Mas as inspecções do Fisco-GNR em Valongo mostraram mais. Logo à partida mostraram como estranhamente nada soubemos sobre as primeiras destas operações, e note-se que uma delas, a que teve lugar em Santo Tirso, a 21 de Maio, gerou um enorme alvoroço naquela cidade, com três mil carros a serem inspeccionados. Quantas notícias se fizeram sobre isto? Por fim a reacção do Governo a procurar demarcar-se das inspecções do Fisco-GNR em Valongo mostrou como no executivo se teme que o estado de graça e impunidade acabe quando menos se espera, por algo que se considerava irrelevante. Fútil, até.

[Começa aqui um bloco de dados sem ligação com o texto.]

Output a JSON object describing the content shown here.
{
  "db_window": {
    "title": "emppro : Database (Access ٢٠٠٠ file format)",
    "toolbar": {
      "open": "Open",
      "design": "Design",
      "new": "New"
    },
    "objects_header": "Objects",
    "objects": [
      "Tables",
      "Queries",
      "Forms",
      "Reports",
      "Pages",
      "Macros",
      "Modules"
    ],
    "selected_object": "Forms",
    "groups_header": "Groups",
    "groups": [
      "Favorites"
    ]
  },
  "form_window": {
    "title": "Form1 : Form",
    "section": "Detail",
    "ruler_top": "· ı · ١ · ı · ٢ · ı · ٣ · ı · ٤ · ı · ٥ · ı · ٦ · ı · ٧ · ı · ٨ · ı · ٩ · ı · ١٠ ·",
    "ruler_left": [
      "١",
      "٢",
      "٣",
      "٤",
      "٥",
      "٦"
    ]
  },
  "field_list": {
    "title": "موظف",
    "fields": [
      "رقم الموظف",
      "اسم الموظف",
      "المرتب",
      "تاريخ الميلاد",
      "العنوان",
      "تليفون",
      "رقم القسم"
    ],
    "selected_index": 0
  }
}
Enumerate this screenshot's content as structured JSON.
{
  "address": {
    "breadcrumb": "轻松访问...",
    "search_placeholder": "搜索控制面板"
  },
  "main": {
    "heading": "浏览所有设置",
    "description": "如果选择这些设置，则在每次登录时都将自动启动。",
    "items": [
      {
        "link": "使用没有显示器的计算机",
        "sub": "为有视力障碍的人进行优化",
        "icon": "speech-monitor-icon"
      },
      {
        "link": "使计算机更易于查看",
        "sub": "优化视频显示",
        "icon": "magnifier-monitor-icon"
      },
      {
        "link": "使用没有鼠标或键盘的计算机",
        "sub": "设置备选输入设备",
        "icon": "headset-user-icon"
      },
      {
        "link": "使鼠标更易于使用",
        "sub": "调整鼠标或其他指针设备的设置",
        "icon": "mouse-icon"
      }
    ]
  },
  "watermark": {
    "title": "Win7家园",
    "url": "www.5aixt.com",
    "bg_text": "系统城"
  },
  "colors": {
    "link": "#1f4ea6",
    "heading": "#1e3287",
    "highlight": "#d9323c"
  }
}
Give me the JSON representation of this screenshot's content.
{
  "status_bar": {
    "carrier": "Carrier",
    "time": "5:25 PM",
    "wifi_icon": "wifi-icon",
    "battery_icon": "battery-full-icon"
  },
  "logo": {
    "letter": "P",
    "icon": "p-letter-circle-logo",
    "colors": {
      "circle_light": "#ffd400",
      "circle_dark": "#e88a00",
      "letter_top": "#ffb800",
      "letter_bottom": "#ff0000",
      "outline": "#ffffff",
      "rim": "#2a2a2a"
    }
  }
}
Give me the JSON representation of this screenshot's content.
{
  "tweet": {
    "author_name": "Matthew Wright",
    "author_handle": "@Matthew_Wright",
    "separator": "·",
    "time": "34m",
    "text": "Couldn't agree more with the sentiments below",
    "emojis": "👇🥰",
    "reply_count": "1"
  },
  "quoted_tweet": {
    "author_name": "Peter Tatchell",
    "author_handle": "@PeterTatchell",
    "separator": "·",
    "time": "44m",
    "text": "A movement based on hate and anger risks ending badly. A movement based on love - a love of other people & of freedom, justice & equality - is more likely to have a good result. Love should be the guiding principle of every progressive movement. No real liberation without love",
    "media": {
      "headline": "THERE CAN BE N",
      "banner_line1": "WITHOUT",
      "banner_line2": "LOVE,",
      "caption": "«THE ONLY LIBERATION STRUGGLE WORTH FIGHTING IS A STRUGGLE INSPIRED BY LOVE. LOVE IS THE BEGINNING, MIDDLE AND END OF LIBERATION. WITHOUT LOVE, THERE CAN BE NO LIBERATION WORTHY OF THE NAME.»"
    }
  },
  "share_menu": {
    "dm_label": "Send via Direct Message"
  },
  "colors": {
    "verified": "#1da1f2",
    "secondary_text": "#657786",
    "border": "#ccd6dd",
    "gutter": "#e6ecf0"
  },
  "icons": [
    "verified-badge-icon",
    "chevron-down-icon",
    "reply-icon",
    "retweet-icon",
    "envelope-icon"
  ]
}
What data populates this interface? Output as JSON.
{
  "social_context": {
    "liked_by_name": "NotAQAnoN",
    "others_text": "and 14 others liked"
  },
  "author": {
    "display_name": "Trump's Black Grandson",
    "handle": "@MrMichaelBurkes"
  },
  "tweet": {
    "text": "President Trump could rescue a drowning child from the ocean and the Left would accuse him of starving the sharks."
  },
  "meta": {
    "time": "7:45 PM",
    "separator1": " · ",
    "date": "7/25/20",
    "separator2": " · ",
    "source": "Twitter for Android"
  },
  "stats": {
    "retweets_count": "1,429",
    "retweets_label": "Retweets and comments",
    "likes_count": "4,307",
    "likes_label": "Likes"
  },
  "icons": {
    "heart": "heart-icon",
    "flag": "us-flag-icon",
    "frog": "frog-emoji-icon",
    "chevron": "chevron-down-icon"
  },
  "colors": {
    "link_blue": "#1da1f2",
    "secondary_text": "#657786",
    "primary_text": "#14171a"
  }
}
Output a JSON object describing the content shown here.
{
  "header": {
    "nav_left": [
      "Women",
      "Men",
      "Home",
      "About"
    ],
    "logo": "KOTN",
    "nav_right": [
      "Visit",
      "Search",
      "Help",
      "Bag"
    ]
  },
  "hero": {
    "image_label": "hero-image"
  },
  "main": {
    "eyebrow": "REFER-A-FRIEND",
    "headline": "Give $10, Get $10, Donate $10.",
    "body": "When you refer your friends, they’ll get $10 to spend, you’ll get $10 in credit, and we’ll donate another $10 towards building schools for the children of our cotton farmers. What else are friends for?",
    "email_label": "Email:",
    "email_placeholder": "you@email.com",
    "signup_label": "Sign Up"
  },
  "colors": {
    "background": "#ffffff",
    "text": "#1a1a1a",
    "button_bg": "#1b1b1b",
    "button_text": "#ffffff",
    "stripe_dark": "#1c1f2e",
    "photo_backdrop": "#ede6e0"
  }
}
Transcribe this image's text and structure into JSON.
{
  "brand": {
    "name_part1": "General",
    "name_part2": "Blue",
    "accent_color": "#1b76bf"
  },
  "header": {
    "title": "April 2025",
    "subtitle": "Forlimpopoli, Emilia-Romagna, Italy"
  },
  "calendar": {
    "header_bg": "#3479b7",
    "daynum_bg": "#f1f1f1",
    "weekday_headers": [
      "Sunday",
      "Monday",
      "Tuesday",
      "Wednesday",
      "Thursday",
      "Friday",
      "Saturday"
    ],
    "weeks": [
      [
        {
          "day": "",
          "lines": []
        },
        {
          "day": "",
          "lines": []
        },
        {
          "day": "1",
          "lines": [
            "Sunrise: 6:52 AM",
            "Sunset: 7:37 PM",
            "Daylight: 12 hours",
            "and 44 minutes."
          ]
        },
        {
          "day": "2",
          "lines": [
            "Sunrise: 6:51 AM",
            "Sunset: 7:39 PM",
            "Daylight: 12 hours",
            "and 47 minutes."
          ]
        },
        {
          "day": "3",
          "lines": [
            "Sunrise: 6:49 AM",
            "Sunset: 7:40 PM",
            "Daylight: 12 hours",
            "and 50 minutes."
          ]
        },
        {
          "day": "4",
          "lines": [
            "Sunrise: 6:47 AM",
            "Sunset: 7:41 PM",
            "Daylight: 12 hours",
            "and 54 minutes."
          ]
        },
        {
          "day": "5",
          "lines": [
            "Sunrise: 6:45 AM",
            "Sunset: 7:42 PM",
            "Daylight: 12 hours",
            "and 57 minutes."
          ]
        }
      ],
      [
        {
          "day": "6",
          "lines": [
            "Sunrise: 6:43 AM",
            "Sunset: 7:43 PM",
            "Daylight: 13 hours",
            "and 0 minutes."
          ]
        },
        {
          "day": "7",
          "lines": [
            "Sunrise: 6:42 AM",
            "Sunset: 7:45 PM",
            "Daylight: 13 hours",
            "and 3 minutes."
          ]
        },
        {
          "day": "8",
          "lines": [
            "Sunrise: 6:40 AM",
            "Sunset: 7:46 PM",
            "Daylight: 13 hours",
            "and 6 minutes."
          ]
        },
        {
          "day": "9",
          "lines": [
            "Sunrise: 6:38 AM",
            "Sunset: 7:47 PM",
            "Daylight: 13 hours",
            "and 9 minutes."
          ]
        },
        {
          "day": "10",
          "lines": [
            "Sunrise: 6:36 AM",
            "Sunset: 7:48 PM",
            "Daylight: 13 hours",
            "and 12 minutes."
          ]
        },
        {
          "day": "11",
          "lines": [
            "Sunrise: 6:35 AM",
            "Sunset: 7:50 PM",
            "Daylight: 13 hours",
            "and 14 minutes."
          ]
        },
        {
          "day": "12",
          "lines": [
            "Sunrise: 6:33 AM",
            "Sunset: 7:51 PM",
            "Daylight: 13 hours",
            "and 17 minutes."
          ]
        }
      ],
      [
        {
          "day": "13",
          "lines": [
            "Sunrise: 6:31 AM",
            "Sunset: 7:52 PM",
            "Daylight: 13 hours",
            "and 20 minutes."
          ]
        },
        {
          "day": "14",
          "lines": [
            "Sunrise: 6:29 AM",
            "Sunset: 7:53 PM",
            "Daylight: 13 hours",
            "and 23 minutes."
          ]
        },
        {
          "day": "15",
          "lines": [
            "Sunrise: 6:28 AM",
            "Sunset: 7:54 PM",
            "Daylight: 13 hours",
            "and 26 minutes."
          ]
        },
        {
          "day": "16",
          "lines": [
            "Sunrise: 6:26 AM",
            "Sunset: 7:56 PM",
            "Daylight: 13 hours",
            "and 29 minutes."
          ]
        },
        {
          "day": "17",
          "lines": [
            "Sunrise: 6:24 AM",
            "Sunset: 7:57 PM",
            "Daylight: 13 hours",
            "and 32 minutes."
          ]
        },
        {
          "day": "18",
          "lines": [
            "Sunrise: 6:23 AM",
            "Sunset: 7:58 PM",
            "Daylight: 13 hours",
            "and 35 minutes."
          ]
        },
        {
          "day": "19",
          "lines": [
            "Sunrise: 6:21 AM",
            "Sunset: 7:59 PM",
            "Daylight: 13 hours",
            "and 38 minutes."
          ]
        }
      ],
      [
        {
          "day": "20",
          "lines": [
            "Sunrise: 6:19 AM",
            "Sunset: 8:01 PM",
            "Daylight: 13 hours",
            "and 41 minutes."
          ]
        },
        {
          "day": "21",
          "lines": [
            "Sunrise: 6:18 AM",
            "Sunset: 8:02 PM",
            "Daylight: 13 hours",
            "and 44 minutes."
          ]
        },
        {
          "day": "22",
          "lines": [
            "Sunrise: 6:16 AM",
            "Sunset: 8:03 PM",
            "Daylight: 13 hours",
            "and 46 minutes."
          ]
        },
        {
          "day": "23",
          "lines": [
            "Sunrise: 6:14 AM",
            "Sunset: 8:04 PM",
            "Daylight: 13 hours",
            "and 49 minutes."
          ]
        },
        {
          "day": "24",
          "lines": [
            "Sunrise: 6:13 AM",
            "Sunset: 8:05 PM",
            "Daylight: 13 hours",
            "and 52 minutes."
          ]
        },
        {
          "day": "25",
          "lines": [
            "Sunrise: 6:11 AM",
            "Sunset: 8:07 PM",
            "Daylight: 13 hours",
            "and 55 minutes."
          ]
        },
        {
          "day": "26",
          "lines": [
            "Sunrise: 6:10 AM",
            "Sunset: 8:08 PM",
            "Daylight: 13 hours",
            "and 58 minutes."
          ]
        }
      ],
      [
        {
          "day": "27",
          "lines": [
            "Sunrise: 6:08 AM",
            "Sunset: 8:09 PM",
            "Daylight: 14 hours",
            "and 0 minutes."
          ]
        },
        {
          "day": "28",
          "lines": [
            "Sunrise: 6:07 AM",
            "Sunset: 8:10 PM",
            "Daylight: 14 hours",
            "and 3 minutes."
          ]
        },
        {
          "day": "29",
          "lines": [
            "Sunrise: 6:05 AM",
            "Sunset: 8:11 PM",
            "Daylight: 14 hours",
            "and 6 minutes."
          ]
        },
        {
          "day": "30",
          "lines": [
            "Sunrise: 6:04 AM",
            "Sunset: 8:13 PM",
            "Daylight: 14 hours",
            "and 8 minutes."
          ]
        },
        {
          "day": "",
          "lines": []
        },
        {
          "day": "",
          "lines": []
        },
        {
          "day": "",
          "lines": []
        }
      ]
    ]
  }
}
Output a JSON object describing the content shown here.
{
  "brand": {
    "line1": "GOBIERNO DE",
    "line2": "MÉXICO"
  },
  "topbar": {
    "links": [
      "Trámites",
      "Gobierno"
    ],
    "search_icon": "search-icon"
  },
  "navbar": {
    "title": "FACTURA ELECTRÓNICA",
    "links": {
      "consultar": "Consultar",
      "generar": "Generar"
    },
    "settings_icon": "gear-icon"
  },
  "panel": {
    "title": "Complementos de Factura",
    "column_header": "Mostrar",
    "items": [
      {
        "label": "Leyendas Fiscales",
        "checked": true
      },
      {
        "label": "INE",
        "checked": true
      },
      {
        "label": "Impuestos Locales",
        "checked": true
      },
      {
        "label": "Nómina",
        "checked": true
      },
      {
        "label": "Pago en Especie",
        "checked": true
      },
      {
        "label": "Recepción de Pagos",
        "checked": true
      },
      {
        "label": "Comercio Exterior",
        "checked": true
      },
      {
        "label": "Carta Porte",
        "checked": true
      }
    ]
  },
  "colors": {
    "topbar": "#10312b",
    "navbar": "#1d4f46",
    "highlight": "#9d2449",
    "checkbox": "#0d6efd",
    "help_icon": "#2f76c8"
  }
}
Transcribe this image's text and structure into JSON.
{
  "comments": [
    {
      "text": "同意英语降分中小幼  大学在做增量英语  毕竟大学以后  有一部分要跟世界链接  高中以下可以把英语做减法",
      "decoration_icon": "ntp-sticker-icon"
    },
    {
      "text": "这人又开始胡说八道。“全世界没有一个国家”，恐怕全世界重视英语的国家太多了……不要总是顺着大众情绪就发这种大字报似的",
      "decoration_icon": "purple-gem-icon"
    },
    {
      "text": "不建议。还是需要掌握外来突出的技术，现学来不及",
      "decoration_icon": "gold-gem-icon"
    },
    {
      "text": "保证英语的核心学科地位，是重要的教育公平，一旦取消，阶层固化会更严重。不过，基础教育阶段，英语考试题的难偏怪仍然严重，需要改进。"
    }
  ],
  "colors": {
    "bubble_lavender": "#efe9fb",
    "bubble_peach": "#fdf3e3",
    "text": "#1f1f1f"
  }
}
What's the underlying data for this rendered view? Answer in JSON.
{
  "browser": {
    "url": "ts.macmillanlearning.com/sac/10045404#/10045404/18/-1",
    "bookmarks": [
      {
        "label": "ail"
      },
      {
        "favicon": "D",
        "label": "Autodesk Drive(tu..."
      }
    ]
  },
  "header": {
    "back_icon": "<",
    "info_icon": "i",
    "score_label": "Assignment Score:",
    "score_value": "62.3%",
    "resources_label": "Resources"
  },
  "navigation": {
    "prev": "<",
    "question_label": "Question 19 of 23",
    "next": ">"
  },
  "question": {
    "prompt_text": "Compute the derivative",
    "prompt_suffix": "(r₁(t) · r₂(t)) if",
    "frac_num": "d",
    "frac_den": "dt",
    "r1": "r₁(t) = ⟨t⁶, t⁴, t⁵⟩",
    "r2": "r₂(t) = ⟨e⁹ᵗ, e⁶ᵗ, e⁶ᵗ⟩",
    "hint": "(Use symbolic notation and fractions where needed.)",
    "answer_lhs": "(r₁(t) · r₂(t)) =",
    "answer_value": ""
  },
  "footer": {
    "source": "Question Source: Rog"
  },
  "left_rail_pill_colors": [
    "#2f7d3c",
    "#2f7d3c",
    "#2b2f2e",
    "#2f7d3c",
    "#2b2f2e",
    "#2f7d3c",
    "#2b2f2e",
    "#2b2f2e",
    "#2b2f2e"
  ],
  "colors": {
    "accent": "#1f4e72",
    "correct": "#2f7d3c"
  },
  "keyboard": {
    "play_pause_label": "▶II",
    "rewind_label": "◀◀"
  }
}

António Costa, Catarina Martins e Marcelo Rebelo de Sousa são três tácticos que acham, cada um deles, que tem os outros dois no bolso e que sob o escudo protector de “Costa, o hábil” consideram neutralizada qualquer veleidade de oposição à direita. Costa e a sua “vitória histórica” integram agora a galeria mediático-socialista de Guterres que era um génio. E de Sócrates o imbatível. Como se sabe Guterres, o génio, não aguentou a pressão e demitiu-se. Já Sócrates, o imbatível, levou Portugal a bater no fundo, financeira e moralmente falando. Por agora Costa, o hábil, desconjunta o país para comprar os apoios necessários para ser governo.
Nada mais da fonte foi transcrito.